Para orang-orang bertudung itu pada akhirnya berhasil di lumpuhkan dan di amankan oleh black knight ku, sambil menunggu pasukan kerajaan yang berjaga datang aku mengawasi mereka bersama tuan karls dan tuan wilhelm.
“mereka berniat untuk membantai warga kota ini, untunglah kau berada di sini yuuta”ucap tuan karls.
*“mungkinkah dia adalah pemimpin mereka?”*tanyaku dalam hati.
“apa yang telah kalian lakukan kepada bawahan ku?”tanya orang bertudung itu kepada kami bertiga.
“jadi kau adalah pemimpin mereka huh, kali kau tidak akan bisa lolos dari kejaran kerajaan pasukan tangkap orang itu”perintah ku kepada para black knight ku.
“cih aku tidak sudi untuk di tangkap, kalian semua akan binasa di tangan ku”ucap orang bertudung itu.
Orang bertudung itu kemudian mengeluarkan sebuah belati dan menusuk dirinya sendiri, aku terkejut melihat apa yang ia lakukan dan saat itu sebuah lingkaran sihir berwarna ungu muncul di dadanya dan menghisap dirinya.
“i-ini sihir dimensional rift”ucap tuan karls dengan terkejut.
Lingkaran sihir itu kemudian berubah menjadi celah dimensi yang menghisap apapun yang ada di dekatnya, aku langsung merapalkan sihir gravity field untuk mencegah semua orang yang ada di alun-alun terhisap kedalam celah dimensi itu.
“sial dia menggunakan inti sihirnya sendiri untuk di jadikan pemicu untuk celah dimensi itu”ucap ku sambil berusaha menahan diri agar tidak terhisap.
“mereka juga memiliki sihir ini sulit di percaya”ucap tuan wilhelm.
“kita harus segera menutup celah dimensi itu, kalau tidak itu akan bisa menghisap semua yang ada disini”ucap tuan karls.
Saat itu aku menoleh kebelakang menatap maria yang mematung menatap celah dimensi itu, ketika itu aku mendapat sebuah ide untuk menutup celah dimensi itu namun sebelum itu aku berjalan menghampiri maria dan yang lainnya.
“hei maria apa kau pernah berpikir kalau ibumu masih hidup?”tanya ku kepada maria.
“ya aku sangat yakin dia masih hidup, kenapa kau bertanya tentang itu?”tanya maria balik kepada ku.
“aku berniat untuk menutup celah itu dengan membiarkan diriku terhisap kedalam celah itu”ucap ku sambil tersenyum.
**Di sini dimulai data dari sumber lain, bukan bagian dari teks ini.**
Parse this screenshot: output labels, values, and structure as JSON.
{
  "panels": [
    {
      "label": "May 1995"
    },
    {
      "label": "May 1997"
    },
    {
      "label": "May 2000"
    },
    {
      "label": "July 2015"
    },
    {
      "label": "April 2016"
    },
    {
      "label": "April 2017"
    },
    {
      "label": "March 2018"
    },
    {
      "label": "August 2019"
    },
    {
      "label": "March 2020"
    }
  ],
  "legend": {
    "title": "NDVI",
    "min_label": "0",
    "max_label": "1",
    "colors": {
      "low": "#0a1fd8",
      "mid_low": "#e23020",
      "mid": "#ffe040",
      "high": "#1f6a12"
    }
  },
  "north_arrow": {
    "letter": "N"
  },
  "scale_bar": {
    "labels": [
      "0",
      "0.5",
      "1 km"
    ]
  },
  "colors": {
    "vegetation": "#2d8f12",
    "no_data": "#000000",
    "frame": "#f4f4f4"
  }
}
“itu adalah ide bodoh yuuta jangan lakukan itu”ucap maria kepada ku.
“bila aku tidak melakukan nya semua orang yang ada di sini akan terhisap ke dalam celah itu”ucap ku kepada maria untuk meyakinkan nya.
Aku tahu itu adalah ide bodoh namun bila celah itu di biarkan begitu saja celah itu akan menghisap semua yang ada disini, aku menghela nafas lalu berjalan menghampiri celah dimensi itu.
“yuuta apa yang kau lakukan, jangan dekati celah dimensi itu”teriak tuan karls.
Aku berdiri menatap celah dimensi itu lalu merapalkan sihir penghalang terkuat untuk mencegah orang lain mendekati ku, saat itu aku berbalik menatap maria dan yang lainnya mencoba untuk mencegah ku untuk melakukan hal ini.
“kakek aku titip Aoi dan yang lainnya disini, tolong jaga mereka selama aku pergi”ucap ku kepada kakek.
Sebelum aku masuk ke dalam celah dimensi itu aku mengeluarkan pedang katana milik ku lalu menancapkan nya ke tanah, setelah itu aku menonaktifkan sihir gravity field dan saat itu aku langsung terhisap kedalam celah itu dan saat itu aku langsung tidak sadarkan diri tepat setelah aku masuk ke dalam celah dimensi itu.
~~ sudut pandang maria ~~
“yuuta!!”teriak ku melihat yuuta yang terhisap ke dalam celah dimensi itu.
Celah dimensi itu langsung tertutup setelah menghisap yuuta ke dalam nya, saat itu aku tidak bisa berkata-kata apapun saat celah dimensi itu menghilang dari hadapan kami semua.
Dengan tidak percaya aku berjalan mendekati pedang katana milik yuuta yang tertancap di tanah, aku mencabut pedang katana itu dan hanya bisa terduduk di tanah sambil menangis memeluk pedang katana milik yuuta.
“padahal kau sudah berjanji kepada ku untuk tidak pergi lagi”ucap ku sambil menangis memeluk pedang katana itu.